Onions make you cry because of chemistry. When you cut the cell walls, enzymes react with sulfur compounds to release syn-propanethial S-oxide — a gas that stings the moment it hits your eyes. No technique eliminates it entirely. But you can cut it down to almost nothing.
Start cold and sharp
Chill the onion. 10–15 minutes in the freezer slows the enzyme reaction. Not frozen solid — just cold. Room-temperature onions straight off the counter are the worst.
Sharp knife only. A dull blade crushes far more cells than it cuts. Every extra crushed cell releases more gas. Hone your knife before you start.
The root end is non-negotiable
Leave the root on throughout the entire cut. Every layer of the onion anchors there. Cut it off early and the whole thing collapses — you spend more time manhandling it and bruise every layer in the process.
- Halve the onion through the root and tip, vertically.
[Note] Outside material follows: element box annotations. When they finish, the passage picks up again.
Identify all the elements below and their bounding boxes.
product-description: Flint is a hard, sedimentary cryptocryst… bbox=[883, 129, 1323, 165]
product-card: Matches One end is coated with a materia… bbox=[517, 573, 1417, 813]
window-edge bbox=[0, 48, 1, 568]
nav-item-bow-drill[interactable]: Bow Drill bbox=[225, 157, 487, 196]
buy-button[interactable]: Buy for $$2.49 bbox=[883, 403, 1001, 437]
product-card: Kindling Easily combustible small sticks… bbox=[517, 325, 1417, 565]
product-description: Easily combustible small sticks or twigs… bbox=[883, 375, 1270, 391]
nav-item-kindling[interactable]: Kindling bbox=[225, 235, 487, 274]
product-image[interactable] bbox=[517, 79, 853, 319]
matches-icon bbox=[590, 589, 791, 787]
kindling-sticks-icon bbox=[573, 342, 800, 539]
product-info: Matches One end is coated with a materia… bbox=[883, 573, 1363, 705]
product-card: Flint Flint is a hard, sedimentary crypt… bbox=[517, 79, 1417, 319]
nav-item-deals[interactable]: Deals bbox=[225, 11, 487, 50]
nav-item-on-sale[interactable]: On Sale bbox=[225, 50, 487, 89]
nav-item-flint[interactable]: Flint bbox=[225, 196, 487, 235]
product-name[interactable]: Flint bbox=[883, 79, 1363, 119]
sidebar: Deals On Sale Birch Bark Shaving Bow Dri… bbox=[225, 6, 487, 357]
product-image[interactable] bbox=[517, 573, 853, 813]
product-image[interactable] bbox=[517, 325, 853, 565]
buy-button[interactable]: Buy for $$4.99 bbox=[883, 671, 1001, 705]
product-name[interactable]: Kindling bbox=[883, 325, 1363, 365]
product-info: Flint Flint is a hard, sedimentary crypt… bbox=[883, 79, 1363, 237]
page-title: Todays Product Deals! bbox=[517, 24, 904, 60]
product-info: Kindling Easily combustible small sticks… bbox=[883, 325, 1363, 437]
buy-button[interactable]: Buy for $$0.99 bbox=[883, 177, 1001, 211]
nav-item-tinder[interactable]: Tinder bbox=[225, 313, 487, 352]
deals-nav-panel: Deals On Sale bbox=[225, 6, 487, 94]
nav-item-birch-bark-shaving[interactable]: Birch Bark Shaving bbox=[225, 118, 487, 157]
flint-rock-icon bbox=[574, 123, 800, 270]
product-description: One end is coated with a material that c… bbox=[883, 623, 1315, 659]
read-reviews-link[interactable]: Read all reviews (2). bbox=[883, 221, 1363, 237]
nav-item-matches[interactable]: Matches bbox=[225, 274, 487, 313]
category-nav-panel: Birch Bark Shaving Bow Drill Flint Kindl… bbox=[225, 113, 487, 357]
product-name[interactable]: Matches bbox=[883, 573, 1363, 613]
- Peel. Root intact on both halves.
- Flat side down on the board.
Two cuts, not three
Skip the horizontal cuts unless you are dealing with an unusually large onion. On a standard onion they add bruising for minimal gain.
Radial cuts: Fan toward the root at a slight angle. 3–4 mm apart. Never cut through the root.
Cross-cuts: Slice straight down across the radial cuts. The angles do the cube work. Even dice, every time.
Still stinging?
Open a window or run a small fan across the board. Move the gas before it reaches your face.
Breathe through your mouth. Syn-propanethial S-oxide needs moisture to react — dry nose, less burn.
Above all: work fast. One onion should take under a minute. Hesitation is the real enemy.